Да, как же нам не хватает этой простоты, которая есть хождение пред Богом, а не перед человеками! Но ведь и простота эта не так проста! Непросто и нелегко стяжевается, не без подвига и борьбы с собою. Не надо думать, что только захотел – и стал таким вот простым. Это ведь не поза, не внешняя только манера поведения, не развязность и панибратство, не одна лишь бесцеремонная свобода обращения с людьми, а действительная честность, презрение славы человеческой, «возненавидение души своей в мире сем»! Такая простота может стоять только на прочном фундаменте самоотречения, действительного «погубления души своей» в мире сем ради «обретения ее» в Царствии Небесном; на месте, очищенном от проявлений гордыни, после серьезных уже схваток с этой своей самостью и самодовольством. А как наивно, несерьезно многие теперь увлекаются только наружной притягательностью такой простоты и непосредственности, которые так нам нравятся у святых отцов, которыми мы восхищаемся. Имея внутреннее противление, отвращение к тем распространившимся ханжеству, лицемерию, фальши и льстивому притворству, которыми каждый из нас бывает окружен тесно со всех сторон в миру, многие современные, особенно молодые люди становятся в позу распущенности и вызывающей вычурности, желая как-то выразить свое отвращение ко всему этому уродству. Это довольно характерное для многих современных молодых людей настроение. На самом деле они только переменили позу, продолжая все так же лицемерить, лгать, человекоугодничать, представлять себя теми, кем они вовсе не являются на самом деле. Мало того, в этом позерстве еще больше лжи и притворства.

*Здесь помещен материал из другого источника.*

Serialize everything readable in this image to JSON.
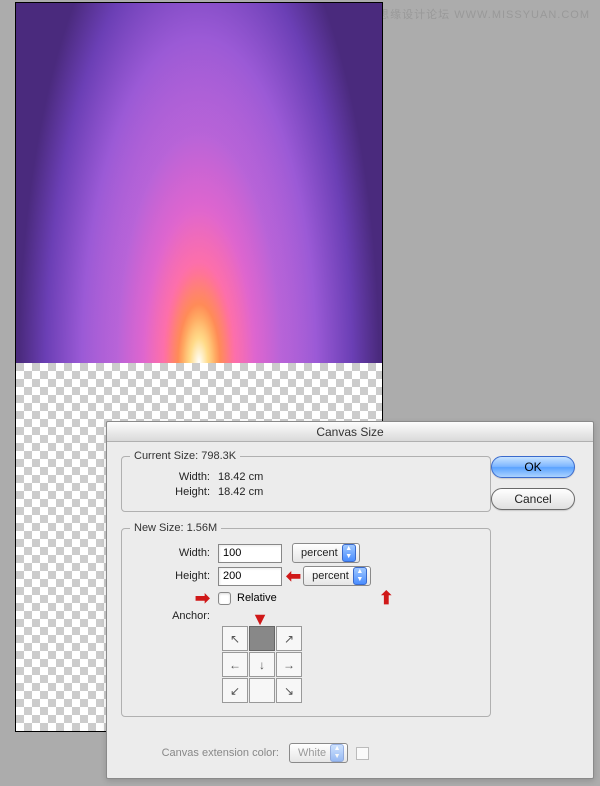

Так нередко и мы, прочитав у святых отцов о простоте и непритворстве, не поняв даже, что эта простота так неблизка еще нам по духу, еще вовсе не свойственна нам, несродна и не заслужена нами, спешим подражать ей наружно, будто она уже есть в нас. Таким образом некоторые разыгрывают в монастыре дешевый и душевредный «спектакль». Они начинают как бы «юродствовать» друг перед другом, якобы скрывая свои духовные делания, которых у них еще вовсе нет. Стараются никак не выразить внешне свое благоговение и покаяние, которые как раз на первых порах требуют внешних проявлений, без коих душа новоначального и вовсе не может согреться. Якобы для «честности» и «непритворства» они начинают выделывать разные свободные, а иной раз и соблазнительные выходки: говорить дерзко, обнаруживать свою внутреннюю нечистоту и громко заявлять о своих страстях, греховных желаниях перед братиями. Они даже не замечают того, что так вести себя им совсем нетрудно, что для этой распущенности им вовсе не требуется побороть в себе что-либо болезненное, смирить тщеславие. Причем характерно, что все эти люди вовсе не так «просты» и «неприкровенны»: когда исповедуются и особенно когда духовник указывает им на какой-либо их грешок, начинается такое горячее оправдание себя, как раз тут многое свое пытаются скрыть!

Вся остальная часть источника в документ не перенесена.